A couple of weeks ago, Janice, the widow of the long-time friend and musician, got a letter from local Code Administration demanding some renovations. The house is three stories, built in 1892, on a narrow 34 foot lot. It's a mess...roof, gutters, downspouts, windows, chimneys needing tuck-pointed, beautiful ornate cornice work (sadly, rotted).
I have a little experience managing restoration of older tract houses...my young son and I are working on our 5th project in the last two years. But, this is different. We generally buy the little houses for $35-40,000 (80 years old, on average), spend $30-40,000 on renovations, and sell them for $100,000. Whole process takes 90 days. I kept the last two as rental units until the market rebounds.
In this case, this home was built by a wealthy, famous black lady, is the biggest home on the street, and was a rectory for a historic black church (George bought the home from his church-financed at 0% interest).
I have spent 3 days researching the history of the home, applicable Bluegrass Trust or National Register requirements/restrictions, energy and general tax credits and grant availability. Looks like Janice has funds to meet code requirements and replace the roof, which has been leaking badly for over 15 years (he would "cheap out" and get local handymen to make partial, unprofessional repairs). Now, I find out that the water damage is massive, the furnace is not working, plumbing is backed up and there are severe electrical problems.
Janice will not leave the home. George's voice is still on the answering machine. She will tell me the same 10 stories about him tomorrow she told today. She is in danger of becoming a ward of the state, due to diminished mental capacity, if the city goes inside and talks to her. Her 4 kids do nothing but take her car (A 2006 Chrysler 300M-Hemi...that's another George story) and try to talk her out of money. She has sufficient income to live modestly, but only enough savings to pay for the exterior problems.
Anyone with experience in renovating these kinds of properties? Be nice to have someone to bounce ideas/challenges off of.
I will have to choose:
* Suggest that she choose an assisted living situation instead of staying at home (she'll really fight that).

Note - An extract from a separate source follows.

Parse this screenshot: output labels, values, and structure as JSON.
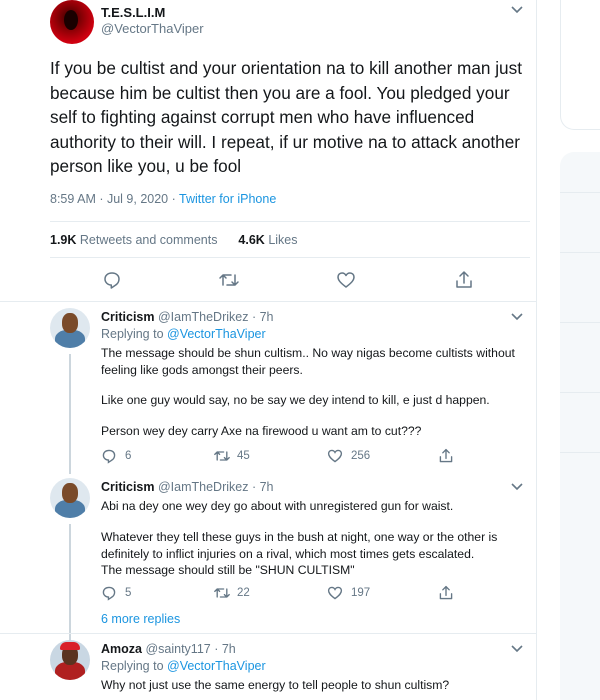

* Repair the exterior "on the cheap" and try to get grants and funding for the interior damage/restoration-there's a year wait on some available grants.
* Secure a reverse mortgage and try to do it right without spending more than the place is worth. That would be difficult.
* Let the City condemn the property and take it, preserving her funds for future emergencies and long-term care. She might not survive that.
She trusts me completely, and I'm, the only one who's willing to help.
HELP!
Russ (two left thumbs) Lay
[This message has been edited by captain Russ (edited 05-29-2010).]